Page 1 of 1

Content Matching: Multiple words as token?

PostPosted: Tue Jul 02, 2013 10:20 pm
by sd001632
Hi,

I have setup a query with content matching whereby Hazel looks up an invoice's pdf and recognizes successfully the invoice number BUT I can't figure out how to recognize the client's name BECAUSE they are made of a variable number of words. For example, some clients are called 'Baycrest Hospital' (2 words), some 'Senior Center for the Disabled' (5 words) and I don,t know how to program the token.

I need to find a way to recognize that name, independently of how many words make up that name, because then hazel sorts invoices in subfolder according to that token.

Everything works except this element.

Thanks for your help,

Regards,
David
www.solpak.ca
P-S I am a noob here, but i did try to find this issue in the forum. Thanks!

Re: Content Matching: Multiple words as token?

PostPosted: Wed Jul 03, 2013 12:50 pm
by Mr_Noodle
Can you post an actual example. In particular is there any context around this that you can leverage? Like something saying "Client name: " and then the client name itself?

Re: Content Matching: Multiple words as token?

PostPosted: Wed Jul 03, 2013 5:46 pm
by sd001632
Hi,

here is the original invoice we scan: https://dl.dropboxusercontent.com/u/241 ... 20copy.pdf

Here is the rule:
https://dl.dropboxusercontent.com/u/241 ... 3%20PM.png

Here is the token:
https://dl.dropboxusercontent.com/u/241 ... 2%20PM.png

I am able to tell it to look after "Sold to:" in what is ocr'd but I am not sure how to tell it how long the word (company name) is. Is there a 'Line Break' I could put in the token.

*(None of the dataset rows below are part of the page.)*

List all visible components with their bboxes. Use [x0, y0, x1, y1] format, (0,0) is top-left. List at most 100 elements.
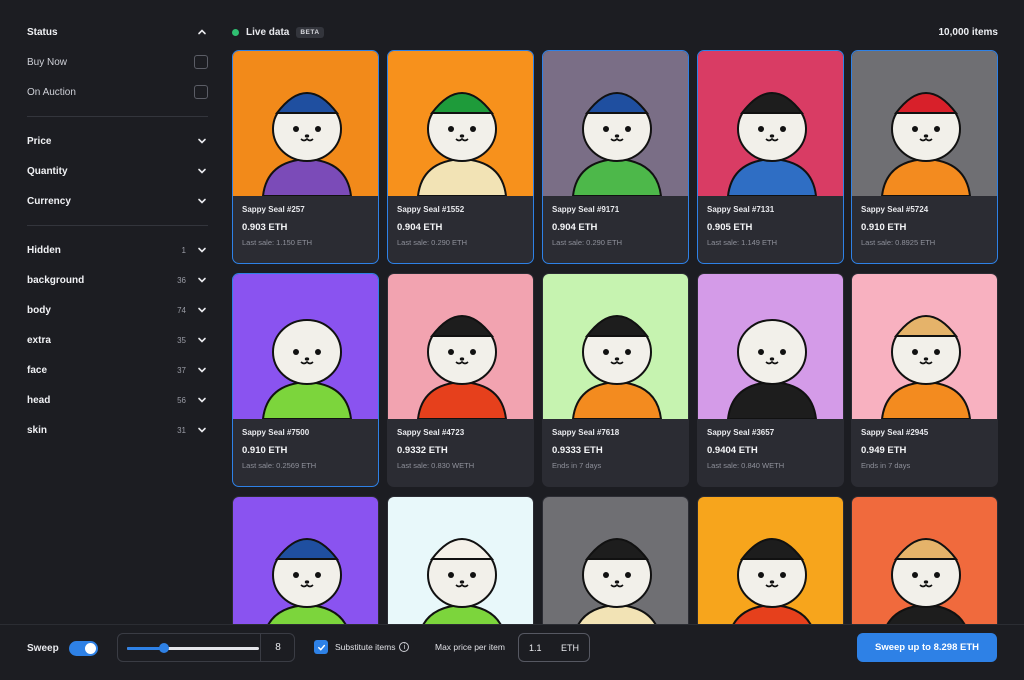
quantity-filter-header[interactable]: Quantity [27, 156, 208, 186]
nft-card[interactable] [851, 496, 998, 624]
nft-image[interactable] [543, 497, 688, 624]
nft-card[interactable] [387, 496, 534, 624]
nft-card[interactable] [232, 496, 379, 624]
nft-card[interactable]: Sappy Seal #4723 0.9332 ETH Last sale: 0… [387, 273, 534, 487]
seal-artwork [852, 274, 997, 419]
chevron-down-icon[interactable] [196, 304, 208, 316]
nft-card[interactable]: Sappy Seal #7131 0.905 ETH Last sale: 1.… [697, 50, 844, 264]
trait-label: head [27, 394, 51, 406]
nft-card[interactable] [697, 496, 844, 624]
on-auction-checkbox[interactable] [194, 85, 208, 99]
trait-filters: Hidden 1 background 36 body 74 extra 35 face 37 he… [27, 235, 208, 445]
nft-name: Sappy Seal #257 [242, 205, 305, 214]
sweep-quantity-value[interactable]: 8 [260, 634, 295, 661]
buy-now-checkbox[interactable] [194, 55, 208, 69]
nft-price: 0.904 ETH [397, 222, 443, 233]
max-price-input[interactable]: 1.1 ETH [518, 633, 590, 662]
nft-image[interactable] [233, 274, 378, 419]
nft-image[interactable] [852, 274, 997, 419]
nft-image[interactable] [698, 51, 843, 196]
nft-name: Sappy Seal #5724 [861, 205, 929, 214]
substitute-items-checkbox[interactable] [314, 640, 328, 654]
max-price-unit: ETH [561, 642, 579, 653]
nft-info: Sappy Seal #7500 0.910 ETH Last sale: 0.… [233, 419, 378, 479]
trait-meta: 37 [177, 364, 208, 376]
price-filter-label: Price [27, 135, 52, 147]
chevron-up-icon[interactable] [196, 26, 208, 38]
trait-meta: 35 [177, 334, 208, 346]
nft-price: 0.910 ETH [861, 222, 907, 233]
chevron-down-icon[interactable] [196, 244, 208, 256]
nft-image[interactable] [388, 51, 533, 196]
chevron-down-icon[interactable] [196, 165, 208, 177]
seal-artwork [543, 274, 688, 419]
live-data-label: Live data [246, 26, 290, 38]
sweep-slider[interactable] [127, 643, 259, 653]
nft-image[interactable] [543, 51, 688, 196]
sweep-toggle[interactable] [69, 641, 98, 656]
chevron-down-icon[interactable] [196, 334, 208, 346]
nft-name: Sappy Seal #3657 [707, 428, 775, 437]
trait-filter-head[interactable]: head 56 [27, 385, 208, 415]
chevron-down-icon[interactable] [196, 274, 208, 286]
nft-price: 0.910 ETH [242, 445, 288, 456]
info-icon[interactable]: i [399, 642, 410, 652]
seal-artwork [698, 51, 843, 196]
nft-image[interactable] [543, 274, 688, 419]
trait-filter-body[interactable]: body 74 [27, 295, 208, 325]
live-data-indicator: Live data BETA [232, 26, 324, 38]
nft-name: Sappy Seal #7618 [552, 428, 620, 437]
nft-card[interactable]: Sappy Seal #1552 0.904 ETH Last sale: 0.… [387, 50, 534, 264]
nft-sale-info: Last sale: 0.290 ETH [552, 238, 623, 247]
chevron-down-icon[interactable] [196, 424, 208, 436]
trait-filter-hidden[interactable]: Hidden 1 [27, 235, 208, 265]
chevron-down-icon[interactable] [196, 394, 208, 406]
nft-card[interactable]: Sappy Seal #3657 0.9404 ETH Last sale: 0… [697, 273, 844, 487]
nft-card[interactable]: Sappy Seal #5724 0.910 ETH Last sale: 0.… [851, 50, 998, 264]
slider-thumb[interactable] [158, 643, 169, 653]
nft-info: Sappy Seal #5724 0.910 ETH Last sale: 0.… [852, 196, 997, 256]
nft-card[interactable]: Sappy Seal #2945 0.949 ETH Ends in 7 day… [851, 273, 998, 487]
nft-card[interactable]: Sappy Seal #9171 0.904 ETH Last sale: 0.… [542, 50, 689, 264]
trait-count: 56 [177, 395, 186, 405]
trait-filter-extra[interactable]: extra 35 [27, 325, 208, 355]
chevron-down-icon[interactable] [196, 135, 208, 147]
trait-label: skin [27, 424, 48, 436]
nft-image[interactable] [698, 274, 843, 419]
price-filter-header[interactable]: Price [27, 126, 208, 156]
status-filter-header[interactable]: Status [27, 17, 208, 47]
on-auction-option[interactable]: On Auction [27, 77, 208, 107]
nft-image[interactable] [388, 497, 533, 624]
trait-filter-background[interactable]: background 36 [27, 265, 208, 295]
nft-name: Sappy Seal #2945 [861, 428, 929, 437]
trait-filter-face[interactable]: face 37 [27, 355, 208, 385]
seal-artwork [852, 51, 997, 196]
nft-image[interactable] [852, 497, 997, 624]
max-price-value[interactable]: 1.1 [529, 643, 542, 653]
nft-price: 0.904 ETH [552, 222, 598, 233]
chevron-down-icon[interactable] [196, 364, 208, 376]
nft-card[interactable]: Sappy Seal #7500 0.910 ETH Last sale: 0.… [232, 273, 379, 487]
nft-price: 0.903 ETH [242, 222, 288, 233]
buy-now-option[interactable]: Buy Now [27, 47, 208, 77]
nft-card[interactable]: Sappy Seal #257 0.903 ETH Last sale: 1.1… [232, 50, 379, 264]
trait-label: extra [27, 334, 51, 346]
seal-artwork [543, 497, 688, 624]
nft-card[interactable]: Sappy Seal #7618 0.9333 ETH Ends in 7 da… [542, 273, 689, 487]
nft-image[interactable] [698, 497, 843, 624]
toggle-knob [85, 643, 96, 654]
trait-filter-skin[interactable]: skin 31 [27, 415, 208, 445]
trait-count: 74 [177, 305, 186, 315]
chevron-down-icon[interactable] [196, 195, 208, 207]
items-count: 10,000 items [938, 26, 999, 38]
nft-image[interactable] [388, 274, 533, 419]
sweep-button[interactable]: Sweep up to 8.298 ETH [857, 633, 997, 662]
nft-image[interactable] [233, 497, 378, 624]
status-filter-label: Status [27, 26, 58, 38]
nft-sale-info: Last sale: 0.290 ETH [397, 238, 468, 247]
currency-filter-header[interactable]: Currency [27, 186, 208, 216]
nft-card[interactable] [542, 496, 689, 624]
trait-count: 36 [177, 275, 186, 285]
nft-image[interactable] [852, 51, 997, 196]
nft-image[interactable] [233, 51, 378, 196]
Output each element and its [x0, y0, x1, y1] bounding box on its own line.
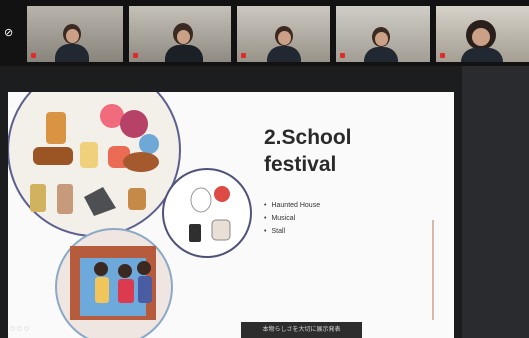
participant-body	[165, 45, 203, 62]
participant-face	[278, 31, 291, 45]
corn-icon	[30, 184, 46, 212]
participant-tile-4[interactable]	[336, 6, 430, 62]
takoyaki-icon	[33, 147, 73, 165]
slide-title-line2: festival	[264, 153, 337, 176]
performer-icon	[95, 277, 109, 303]
slide-bullets: Haunted House Musical Stall	[264, 199, 320, 238]
performer-head-icon	[137, 261, 151, 275]
stage-backdrop-icon	[80, 258, 146, 316]
slide-accent-line	[432, 220, 434, 320]
drink-icon	[139, 134, 159, 154]
mic-muted-icon	[31, 53, 36, 58]
ice-cream-icon	[120, 110, 148, 138]
bullet-musical: Musical	[264, 212, 320, 225]
ghost-icon	[211, 219, 231, 241]
slide-title-line1: 2.School	[264, 126, 352, 149]
yakisoba-icon	[123, 152, 159, 172]
participant-body	[55, 44, 89, 62]
participant-body	[364, 47, 398, 62]
presentation-slide: 2.School festival Haunted House Musical …	[8, 92, 454, 338]
performer-icon	[118, 279, 134, 303]
mic-muted-icon	[133, 53, 138, 58]
participant-body	[461, 48, 503, 62]
corn-dog-icon	[46, 112, 66, 144]
participant-tile-3[interactable]	[237, 6, 330, 62]
beer-icon	[80, 142, 98, 168]
participant-tile-2[interactable]	[129, 6, 231, 62]
participant-body	[267, 46, 301, 62]
slide-title: 2.School festival	[264, 124, 424, 178]
performer-icon	[138, 276, 152, 303]
bullet-haunted-house: Haunted House	[264, 199, 320, 212]
meeting-window: ⊘ 2.School festival • Haunted House • Mu…	[0, 0, 529, 338]
witch-icon	[189, 224, 201, 242]
participant-face	[375, 32, 388, 46]
participant-face	[177, 30, 190, 44]
slide-caption: 本物らしさを大切に展示発表	[241, 322, 362, 338]
skewer-icon	[128, 188, 146, 210]
mic-muted-icon	[241, 53, 246, 58]
mic-muted-icon	[440, 53, 445, 58]
ghost-icon	[190, 187, 212, 213]
bullet-stall: Stall	[264, 225, 320, 238]
performer-head-icon	[118, 264, 132, 278]
mic-muted-icon	[340, 53, 345, 58]
participant-tile-5[interactable]	[436, 6, 529, 62]
kebab-icon	[57, 184, 73, 214]
slide-control-icons[interactable]: ◌ ◌ ◌	[10, 324, 29, 333]
participant-strip: ⊘	[0, 0, 529, 66]
performer-head-icon	[94, 262, 108, 276]
mic-muted-icon[interactable]: ⊘	[4, 26, 18, 40]
participant-tile-1[interactable]	[27, 6, 123, 62]
pumpkin-icon	[214, 186, 230, 202]
participant-face	[66, 29, 79, 43]
participant-face	[472, 28, 490, 46]
right-panel	[462, 66, 529, 338]
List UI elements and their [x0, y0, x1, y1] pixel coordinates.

This way, it takes everything that is after 'Sold to:' but not what is on the next line (the contact name underneath). If I mention a number of words but the company name is shorter, it will take the next words in line (contact name underneath).

thanks!

David

Re: Content Matching: Multiple words as token?

PostPosted: Fri Jul 05, 2013 3:16 pm
by Mr_Noodle
I'm not sure if this will work since "Sold to:" is on a separate line (patterns can't cross lines). Even then, I'm not sure how this would work. I'll need to take a closer look at how the text is structured internally and get back to you.

Re: Content Matching: Multiple words as token?

PostPosted: Fri Jul 05, 2013 3:54 pm
by Mr_Noodle
Taking a closer look, it appears this document is not OCRed. So, there's no text content that can be matched at all. I say OCR it and then re-send it.

Re: Content Matching: Multiple words as token?

PostPosted: Fri Jul 05, 2013 9:37 pm
by sd001632
sorry, my initial was a french invoice and when I switched to an english one, I took and older invoice not OCRed.

Now the file is OCRed.

I need to find a way to have that client name delimited so Hazel can match it without going to the next line

thanks

Re: Content Matching: Multiple words as token?

PostPosted: Mon Jul 08, 2013 12:25 pm
by Mr_Noodle
I think in the next version, I'm going to allow spaces also match a line separator so that you can have patterns traverse lines (at least traverse them wherever there are spaces). While useful in general, in this particular case, it may not work so well because the text is encoded in an order that you probably wouldn't expect. For instance, I get something like this:
Code: Select all
Sold to:
Ship to:
Baycrest Center for Geriatric Care

The "Sold to:" and "Ship to:" are considered to be on the same line so you would have to take that into account when doing your patterns.

Re: Content Matching: Multiple words as token?

PostPosted: Wed Jul 24, 2013 8:20 am
by sd001632
Interesting discovery: this document was ocr'd post scan by pdfpenpro 6 while our usual workflow is to OCR upon scanning with snapscan software. It does not scan the same way in the sense that it places text in a different orde?

Hmmm,, gotta look into that.

The line separator update I think will be great though.

Thanks,

Re: Content Matching: Multiple words as token?

PostPosted: Thu Jul 25, 2013 12:20 pm
by Mr_Noodle
The version released this morning allows line breaks in patterns. Basically, anywhere there is a space in your pattern, it will also match a line break if possible. That said, there still may be issues with the ordering of text. PDF is a free form format where text is laid out graphically and can be specified in any order. Add on top of that if you are OCRing it that the OCR software may not considering chunks of text to be together even though they look that way to you.